Case in point. James Davis, of Stevenson, AL, buried his wife in his front yard. He says it was her request just prior to her 2009 death. I submit that doesn't matter.
The city immediately decided they needed to tamp down on this obscene use of private property and avoid setting a precedent. Why, without action everybody might decide they don't have to buy a burial plot or pay for a cremation, and just do it themselves! On their own land! We couldn't possibly have that. So they sued to have the body moved, a suit which they won, but which is being held up during an appeal.

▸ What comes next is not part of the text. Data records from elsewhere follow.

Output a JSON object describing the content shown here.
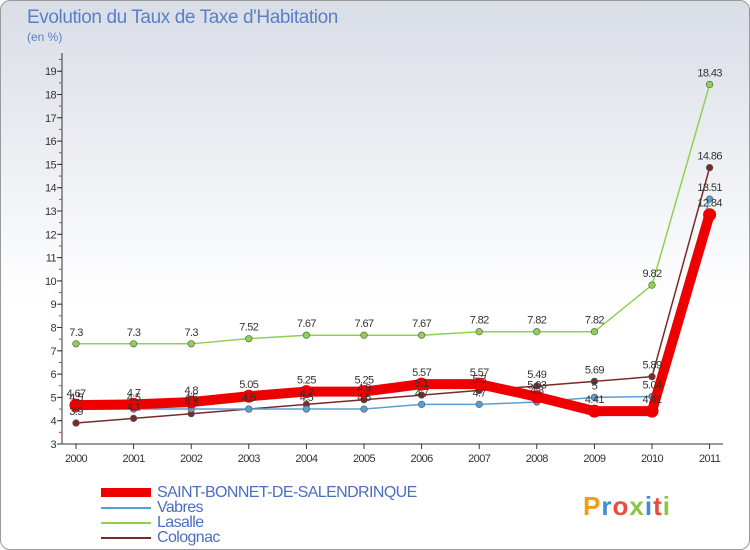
{
  "chart": {
    "title": "Evolution du Taux de Taxe d'Habitation",
    "subtitle": "(en %)"
  },
  "chart_data": {
    "type": "line",
    "title": "Evolution du Taux de Taxe d'Habitation",
    "subtitle": "(en %)",
    "xlabel": "",
    "ylabel": "",
    "x": [
      "2000",
      "2001",
      "2002",
      "2003",
      "2004",
      "2005",
      "2006",
      "2007",
      "2008",
      "2009",
      "2010",
      "2011"
    ],
    "yticks": [
      3,
      4,
      5,
      6,
      7,
      8,
      9,
      10,
      11,
      12,
      13,
      14,
      15,
      16,
      17,
      18,
      19
    ],
    "ylim": [
      3,
      19.5
    ],
    "grid": false,
    "legend_position": "bottom-left",
    "series": [
      {
        "name": "SAINT-BONNET-DE-SALENDRINQUE",
        "color": "#ee0000",
        "values": [
          4.67,
          4.7,
          4.8,
          5.05,
          5.25,
          5.25,
          5.57,
          5.57,
          5.03,
          4.41,
          4.41,
          12.84
        ],
        "labels": [
          "4.67",
          "4.7",
          "4.8",
          "5.05",
          "5.25",
          "5.25",
          "5.57",
          "5.57",
          "5.03",
          "4.41",
          "4.41",
          "12.84"
        ]
      },
      {
        "name": "Vabres",
        "color": "#5a9fd4",
        "values": [
          4.5,
          4.5,
          4.5,
          4.5,
          4.5,
          4.5,
          4.7,
          4.7,
          4.8,
          5.0,
          5.04,
          13.51
        ],
        "labels": [
          "4.5",
          "4.5",
          "4.5",
          "4.5",
          "4.5",
          "4.5",
          "4.7",
          "4.7",
          "4.8",
          "5",
          "5.04",
          "13.51"
        ]
      },
      {
        "name": "Lasalle",
        "color": "#8fd14f",
        "values": [
          7.3,
          7.3,
          7.3,
          7.52,
          7.67,
          7.67,
          7.67,
          7.82,
          7.82,
          7.82,
          9.82,
          18.43
        ],
        "labels": [
          "7.3",
          "7.3",
          "7.3",
          "7.52",
          "7.67",
          "7.67",
          "7.67",
          "7.82",
          "7.82",
          "7.82",
          "9.82",
          "18.43"
        ]
      },
      {
        "name": "Colognac",
        "color": "#7a2a2a",
        "values": [
          3.9,
          4.1,
          4.3,
          4.5,
          4.7,
          4.9,
          5.1,
          5.3,
          5.49,
          5.69,
          5.89,
          14.86
        ],
        "labels": [
          "3.9",
          "4.1",
          "4.3",
          "4.5",
          "4.7",
          "4.9",
          "5.1",
          "5.3",
          "5.49",
          "5.69",
          "5.89",
          "14.86"
        ]
      }
    ]
  },
  "legend": {
    "items": [
      {
        "label": "SAINT-BONNET-DE-SALENDRINQUE"
      },
      {
        "label": "Vabres"
      },
      {
        "label": "Lasalle"
      },
      {
        "label": "Colognac"
      }
    ]
  },
  "logo": {
    "text": "Proxiti",
    "colors": [
      "#f39c12",
      "#3a8fd6",
      "#e74c3c",
      "#8cc63f",
      "#3a8fd6",
      "#e74c3c",
      "#8cc63f"
    ]
  }
}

Now, whatever your feelings about the propriety or "weirdness" of burying your wife in your front yard, there are only two sides to the argument of whether or not he should be able to. Either it's his land and he should be able to do what he wants on it, or it's the government's land and he is merely being allowed to use it.
I think you guess which side I take. I think it's creepy to bury your wife in your front yard. I think you should have every right to do it. I think it's creepy to put a whole through your earlobe that is larger than your fist. I think you should have every right to do that, too. There are a lot of things I think are weird, or creepy, or uncouth. That doesn't mean I believe the government should have the right to stop you.
And, in case you think I'm exaggerating about the two positions being about who actually owns the land, take a look at this quote from the article, and see if you can spot the unspoken premise (emphasis mine, to assist):
City Attorney Parke Edmiston reminded critics that Davis lives in downtown Stevenson, not out in the country.
"We're not in the 1800s any longer," he told the AP. "We're not talking about a homestead, we're not talking about someone who is out in the country on 40 acres of land."
Yes. Because when it is, or whether you live on a farm should have any bearing on your private property rights.